Using arg_min_null()
with Dates
We can use arg_min_null()
with dates to get the value with the earliest date.
For example, we can use it to return the employee with the earliest hire date in each department:
SELECT
department,
arg_min(emp_name, hire_date) as arg_min,
arg_min_null(emp_name, hire_date) as arg_min_null
FROM employees
GROUP BY department;
Result:
+-------------+-------------------+-------------------+
| department | arg_min | arg_min_null |
+-------------+-------------------+-------------------+
| Engineering | Slash Slater | Slash Slater |
| Marketing | Dave Danker | Dave Danker |
| Sales | Beavis Blakefield | Beavis Blakefield |
+-------------+-------------------+-------------------+
In this example, both functions returned the same result.
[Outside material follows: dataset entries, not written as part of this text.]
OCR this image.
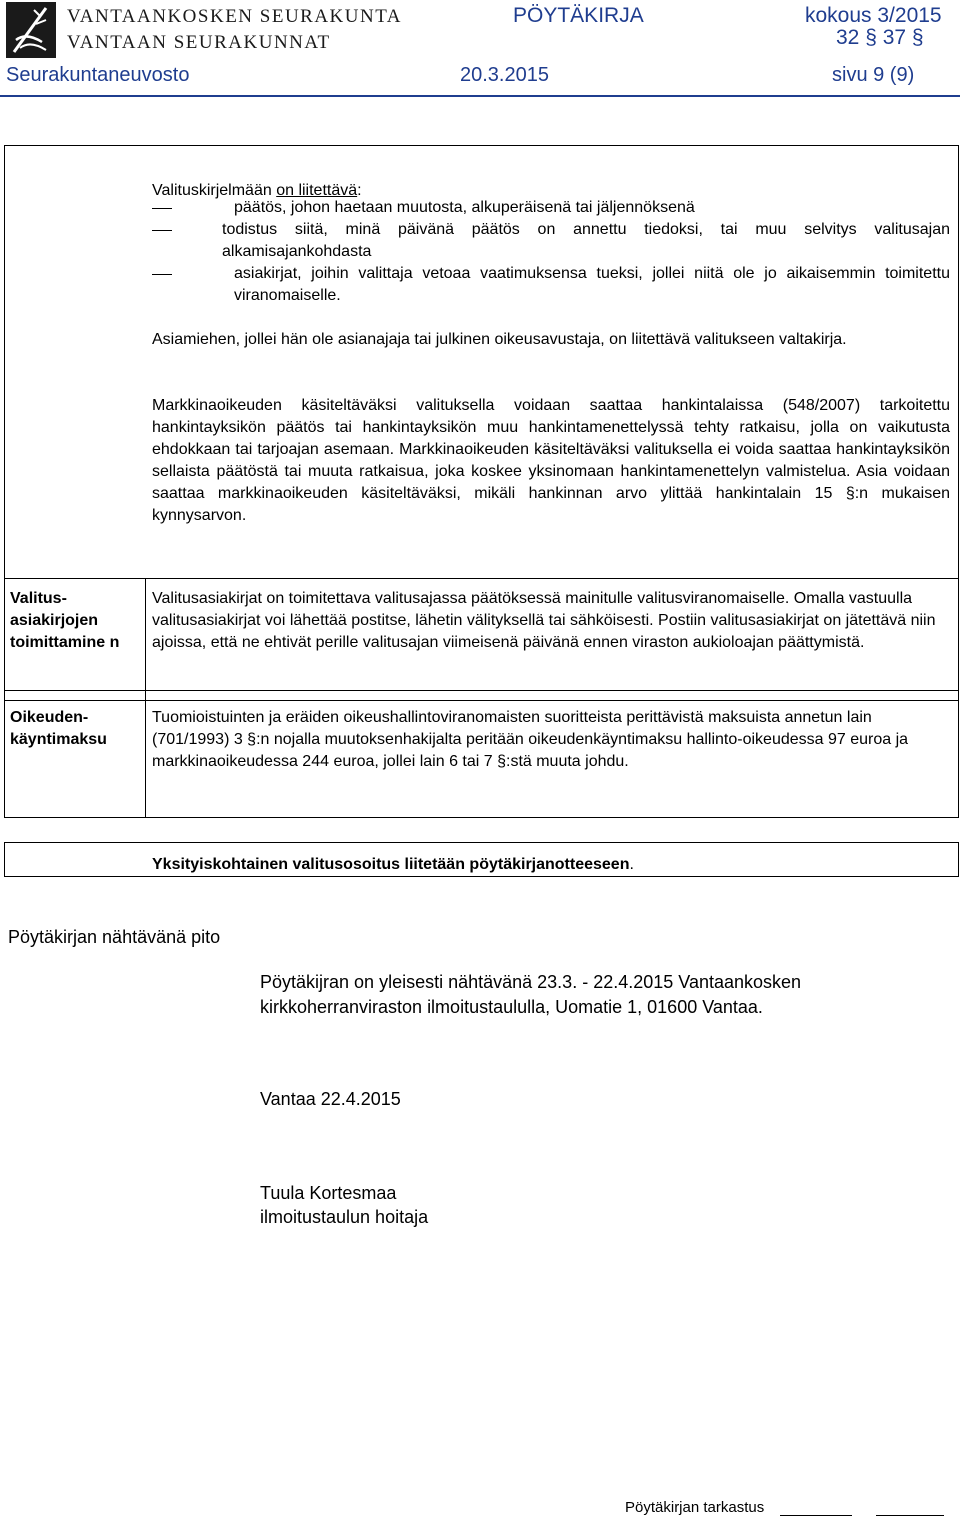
VANTAANKOSKEN SEURAKUNTA
VANTAAN SEURAKUNNAT
PÖYTÄKIRJA	kokous 3/2015
32 § 37 §
Seurakuntaneuvosto	20.3.2015	sivu 9 (9)
Valituskirjelmään on liitettävä:
päätös, johon haetaan muutosta, alkuperäisenä tai jäljennöksenä
todistus siitä, minä päivänä päätös on annettu tiedoksi, tai muu selvitys valitusajan alkamisajankohdasta
asiakirjat, joihin valittaja vetoaa vaatimuksensa tueksi, jollei niitä ole jo aikaisemmin toimitettu viranomaiselle.
Asiamiehen, jollei hän ole asianajaja tai julkinen oikeusavustaja, on liitettävä valitukseen valtakirja.
Markkinaoikeuden käsiteltäväksi valituksella voidaan saattaa hankintalaissa (548/2007) tarkoitettu hankintayksikön päätös tai hankintayksikön muu hankintamenettelyssä tehty ratkaisu, jolla on vaikutusta ehdokkaan tai tarjoajan asemaan. Markkinaoikeuden käsiteltäväksi valituksella ei voida saattaa hankintayksikön sellaista päätöstä tai muuta ratkaisua, joka koskee yksinomaan hankintamenettelyn valmistelua. Asia voidaan saattaa markkinaoikeuden käsiteltäväksi, mikäli hankinnan arvo ylittää hankintalain 15 §:n mukaisen kynnysarvon.
Valitus-asiakirjojen toimittamine n
Valitusasiakirjat on toimitettava valitusajassa päätöksessä mainitulle valitusviranomaiselle. Omalla vastuulla valitusasiakirjat voi lähettää postitse, lähetin välityksellä tai sähköisesti. Postiin valitusasiakirjat on jätettävä niin ajoissa, että ne ehtivät perille valitusajan viimeisenä päivänä ennen viraston aukioloajan päättymistä.
Oikeuden-käyntimaksu
Tuomioistuinten ja eräiden oikeushallintoviranomaisten suoritteista perittävistä maksuista annetun lain (701/1993) 3 §:n nojalla muutoksenhakijalta peritään oikeudenkäyntimaksu hallinto-oikeudessa 97 euroa ja markkinaoikeudessa 244 euroa, jollei lain 6 tai 7 §:stä muuta johdu.
Yksityiskohtainen valitusosoitus liitetään pöytäkirjanotteeseen.
Pöytäkirjan nähtävänä pito
Pöytäkijran on yleisesti nähtävänä 23.3. - 22.4.2015 Vantaankosken
kirkkoherranviraston ilmoitustaululla, Uomatie 1, 01600 Vantaa.
Vantaa 22.4.2015
Tuula Kortesmaa
ilmoitustaulun hoitaja
Pöytäkirjan tarkastus
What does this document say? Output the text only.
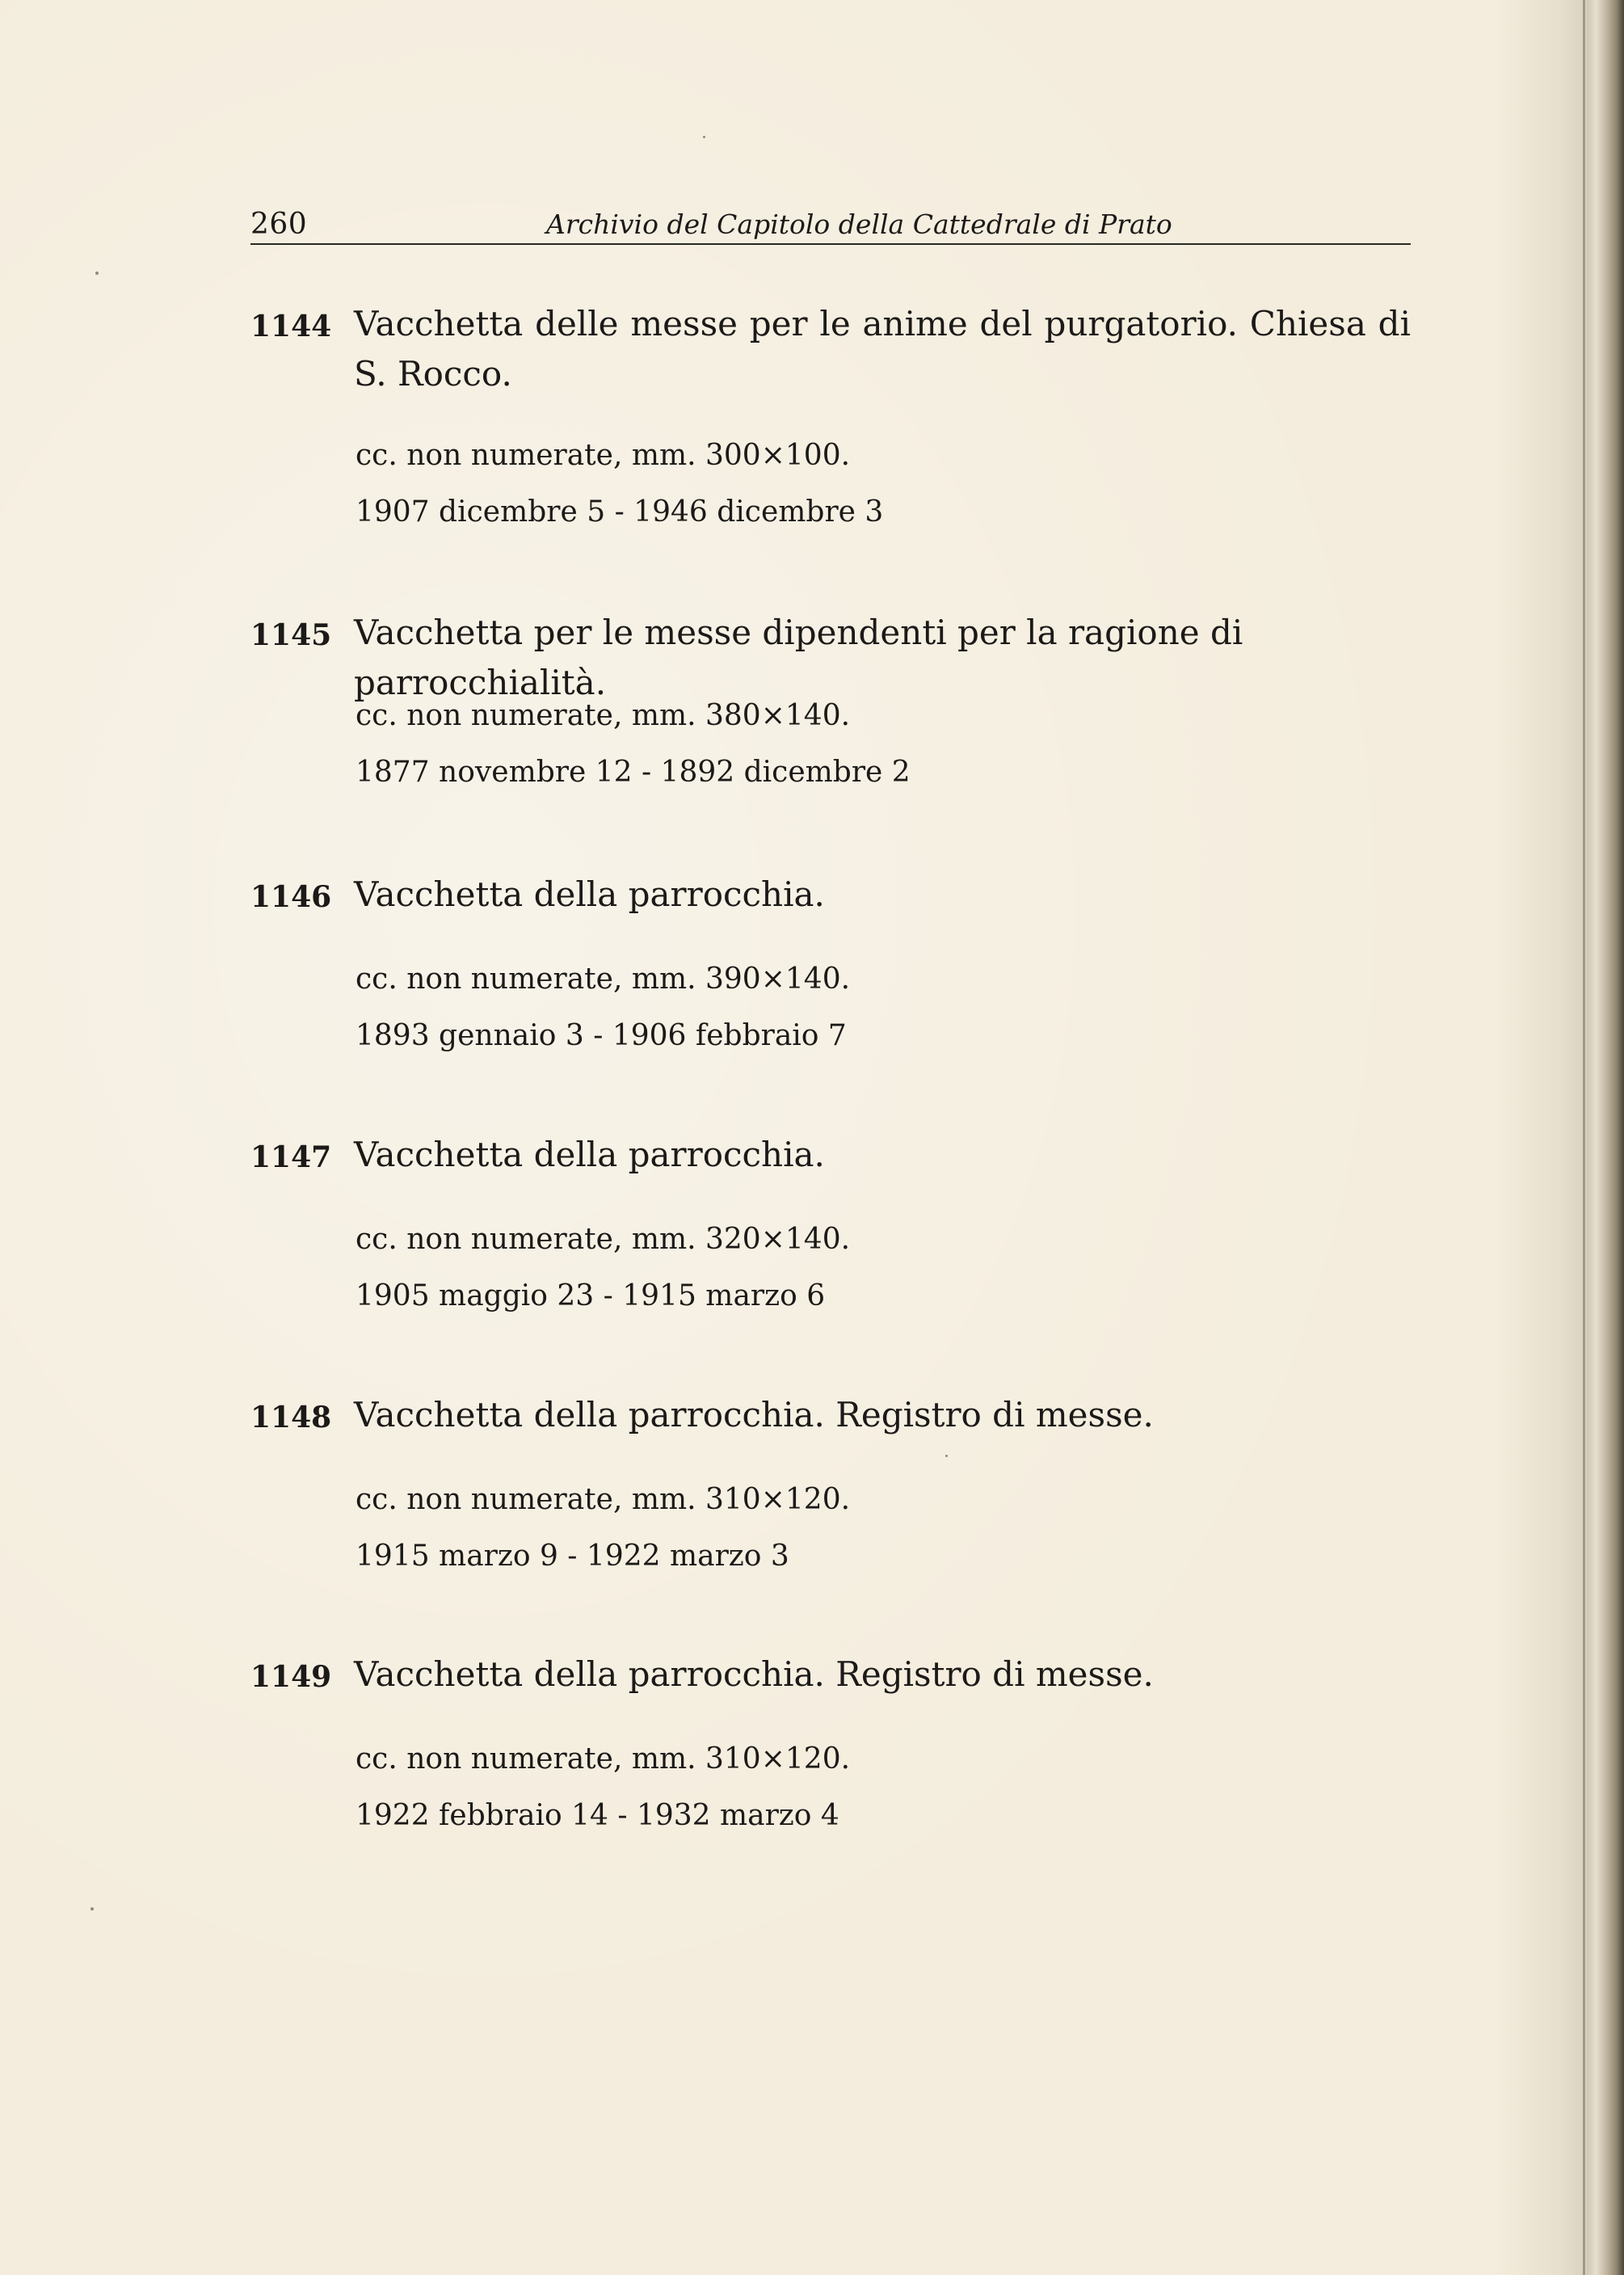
260	Archivio del Capitolo della Cattedrale di Prato
1144 Vacchetta delle messe per le anime del purgatorio. Chiesa di S. Rocco.
cc. non numerate, mm. 300×100.
1907 dicembre 5 - 1946 dicembre 3
1145 Vacchetta per le messe dipendenti per la ragione di parrocchialità.
cc. non numerate, mm. 380×140.
1877 novembre 12 - 1892 dicembre 2
1146 Vacchetta della parrocchia.
cc. non numerate, mm. 390×140.
1893 gennaio 3 - 1906 febbraio 7
1147 Vacchetta della parrocchia.
cc. non numerate, mm. 320×140.
1905 maggio 23 - 1915 marzo 6
1148 Vacchetta della parrocchia. Registro di messe.
cc. non numerate, mm. 310×120.
1915 marzo 9 - 1922 marzo 3
1149 Vacchetta della parrocchia. Registro di messe.
cc. non numerate, mm. 310×120.
1922 febbraio 14 - 1932 marzo 4
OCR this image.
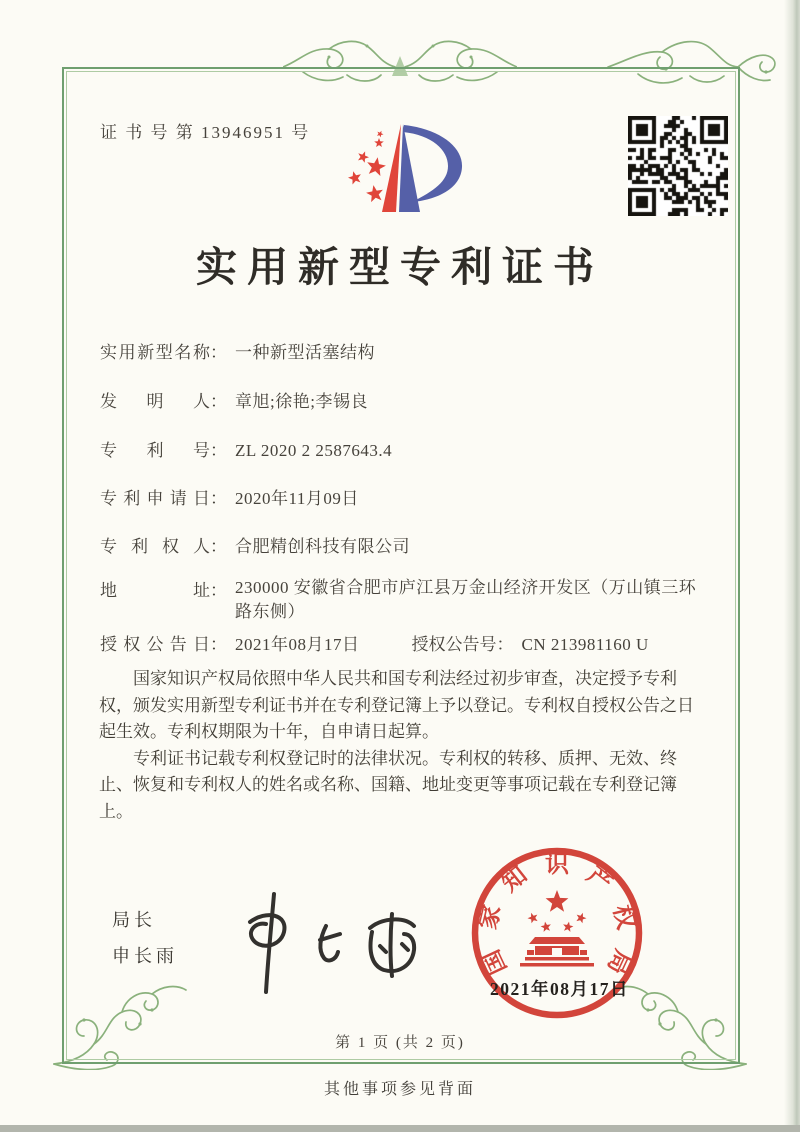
证 书 号 第 13946951 号
实用新型专利证书
实用新型名称： 一种新型活塞结构
发明人： 章旭;徐艳;李锡良
专利号： ZL 2020 2 2587643.4
专利申请日： 2020年11月09日
专利权人： 合肥精创科技有限公司
地址： 230000 安徽省合肥市庐江县万金山经济开发区（万山镇三环路东侧）
授权公告日： 2021年08月17日	授权公告号： CN 213981160 U

国家知识产权局依照中华人民共和国专利法经过初步审查，决定授予专利权，颁发实用新型专利证书并在专利登记簿上予以登记。专利权自授权公告之日起生效。专利权期限为十年，自申请日起算。

专利证书记载专利权登记时的法律状况。专利权的转移、质押、无效、终止、恢复和专利权人的姓名或名称、国籍、地址变更等事项记载在专利登记簿上。

局长
申长雨	国
家
知 识 产
权
局
2021年08月17日
第 1 页 (共 2 页)
其他事项参见背面
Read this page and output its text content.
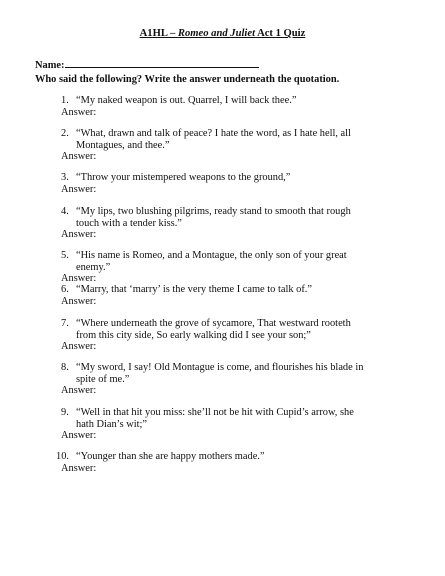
A1HL – Romeo and Juliet Act 1 Quiz
Name:
Who said the following? Write the answer underneath the quotation.
1. “My naked weapon is out. Quarrel, I will back thee.”
Answer:
2. “What, drawn and talk of peace? I hate the word, as I hate hell, all Montagues, and thee.”
Answer:
3. “Throw your mistempered weapons to the ground,”
Answer:
4. “My lips, two blushing pilgrims, ready stand to smooth that rough touch with a tender kiss.”
Answer:
5. “His name is Romeo, and a Montague, the only son of your great enemy.”
Answer:
6. “Marry, that ‘marry’ is the very theme I came to talk of.”
Answer:
7. “Where underneath the grove of sycamore, That westward rooteth from this city side, So early walking did I see your son;”
Answer:
8. “My sword, I say! Old Montague is come, and flourishes his blade in spite of me.”
Answer:
9. “Well in that hit you miss: she’ll not be hit with Cupid’s arrow, she hath Dian’s wit;”
Answer:
10. “Younger than she are happy mothers made.”
Answer:
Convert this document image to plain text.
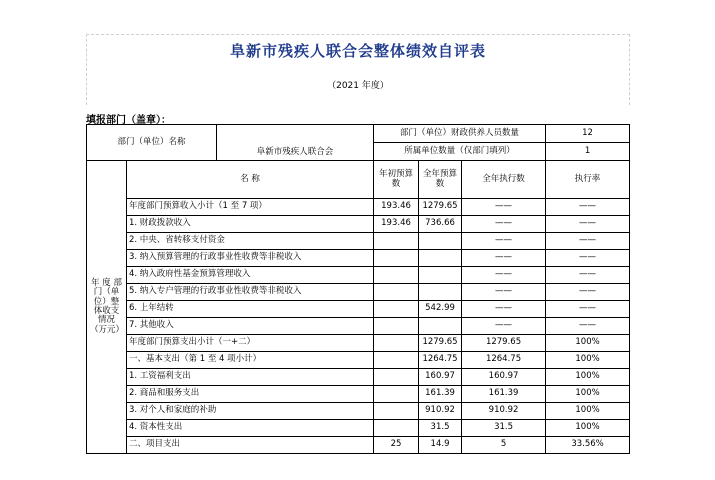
阜新市残疾人联合会整体绩效自评表
（2021 年度）
填报部门（盖章）：
部门（单位）名称		阜新市残疾人联合会	部门（单位）财政供养人员数量			12
			所属单位数量（仅部门填列）			1
年 度 部门（单位）整体收支情况（万元）	名 称		年初预算数	全年预算数	全年执行数	执行率
	年度部门预算收入小计（1 至 7 项）		193.46	1279.65	——	——
	1. 财政拨款收入		193.46	736.66	——	——
	2. 中央、省转移支付资金				——	——
	3. 纳入预算管理的行政事业性收费等非税收入				——	——
	4. 纳入政府性基金预算管理收入				——	——
	5. 纳入专户管理的行政事业性收费等非税收入				——	——
	6. 上年结转			542.99	——	——
	7. 其他收入				——	——
	年度部门预算支出小计（一+二）			1279.65	1279.65	100%
	一、基本支出（第 1 至 4 项小计）			1264.75	1264.75	100%
	1. 工资福利支出			160.97	160.97	100%
	2. 商品和服务支出			161.39	161.39	100%
	3. 对个人和家庭的补助			910.92	910.92	100%
	4. 资本性支出			31.5	31.5	100%
	二、项目支出		25	14.9	5	33.56%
That’s because none of the earliest hires had NULL values as their first name.
However, using arg_max()
and arg_max_null()
(to get the latest hires) would show different results for the Engineering department:
SELECT
department,
arg_max(emp_name, hire_date) as arg_max,
arg_max_null(emp_name, hire_date) as arg_max_null
FROM employees
GROUP BY department;
Result:
+-------------+-------------------+-------------------+
| department | arg_max | arg_max_null |
+-------------+-------------------+-------------------+
| Engineering | Veralda Vett | null |
| Sales | Beavis Blakefield | Beavis Blakefield |
| Marketing | Bon Butler | Bon Butler |
+-------------+-------------------+-------------------+